Em todos os momentos da História, seja na Antiguidade, na Idade Média, ou no nosso tempo, são as mesmas paixões e os mesmos desígnios que inspiram os humanos. Entender a História é entender melhor a natureza humana.

8 de março de 2011

Melhor Livro Estrangeiro

Os franceses podem ter muitos defeitos, mas sempre tiveram bom gosto literário e Paris foi (mais do que é) uma cidade-refúgio para escritores de diversas nacionalidades. O Prix du Meilleur Livre Étranger 2010 é uma garantia de qualidade. Fica-se curioso, embora não se possa evitar um certo cepticismo, afinal, há gostos pessoais.

Através d' O Cheiro dos Livros, tenho vindo a entrar em contacto, precisamente, com a obra vencedora deste Prix.

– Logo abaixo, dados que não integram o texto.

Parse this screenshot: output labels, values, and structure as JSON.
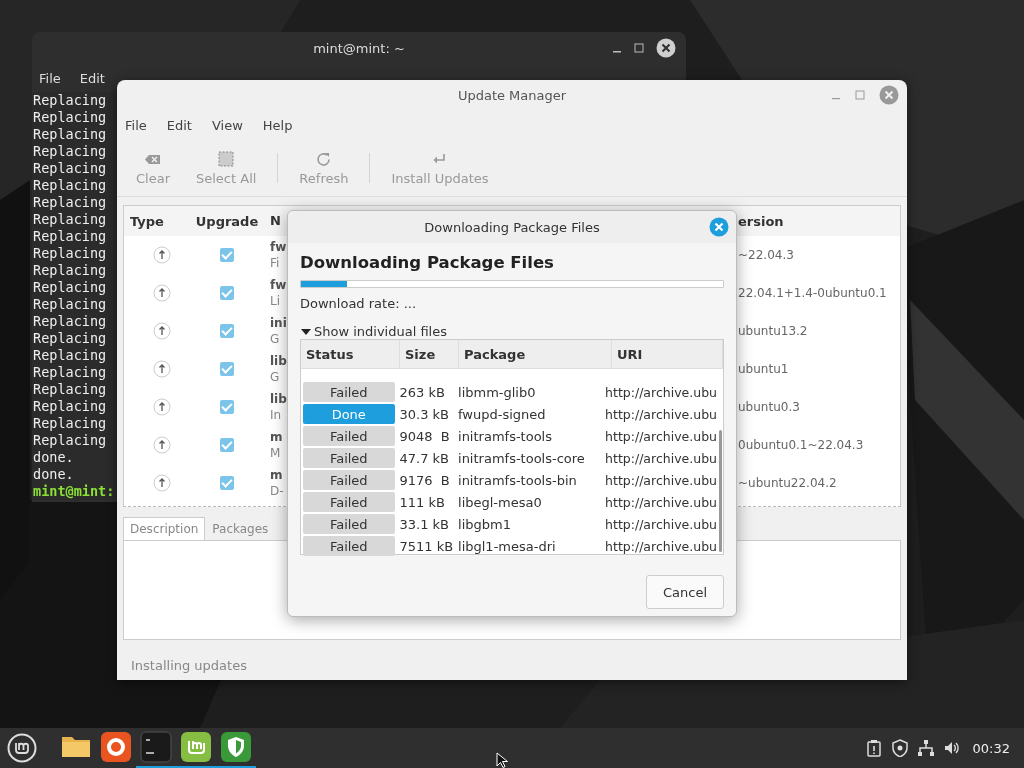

«A natureza está à espera, lá fora, mas mantém exactamente a mesma força: recuou, é certo, mas não está sequer prisioneira. Está num outro sítio, num outro ponto da batalha, e afia as lâminas; não reza, não suplica, não pede piedade.

«O Dr. Lenz, cirurgião importante da cidade, homem possuidor absoluto dos seus prazeres privados, apreciador de pequenas humilhações a prostitutas, e que ganhara o hábito recente de receber em casa um vagabundo, de lhe oferecer esmolas chorudas, de lhe dar pão e comida, e acima de tudo, de o humilhar, de atrasar a esmola, a comida, de saborear o prazer de estar na parte forte e de ter dois olhos sãos e claros para ver o que a claridade do mundo mostrava: a rudeza desse mesmo mundo, a violência e a indiferença entre quem tem saúde e quem não a tem, quem tem dinheiro e quem não o tem, quem é velho e quem não o é, quem é feio ou deficiente e quem não o é, quem tem marcas de acidente no rosto, queimaduras, cortes que desfiguram a beleza média e quem, pelo contrário, não tem nada que manche o seu orgulho, o seu orgulho exterior, físico, a única moeda comum a todos os séculos, a todos os países, a todas as línguas. Era isto que os olhos sãos e claros de Lenz viam, era isto que a claridade do mundo lhe mostrava.»

«- Nesta casa o medo é ilegal – era uma das frases mais marcantes de Frederich Buchmann.


O único problema, neste tipo de escrita, é o ritmo alucinante das frases de qualidade. Sucedem-se umas às outras, quase se anulando, quase evitando o seu desfrutar. Há escritores assim, que se têm de ler devagar. E várias vezes. Em vez de enfado, a repetição proporciona-nos novas revelações, novos encantos.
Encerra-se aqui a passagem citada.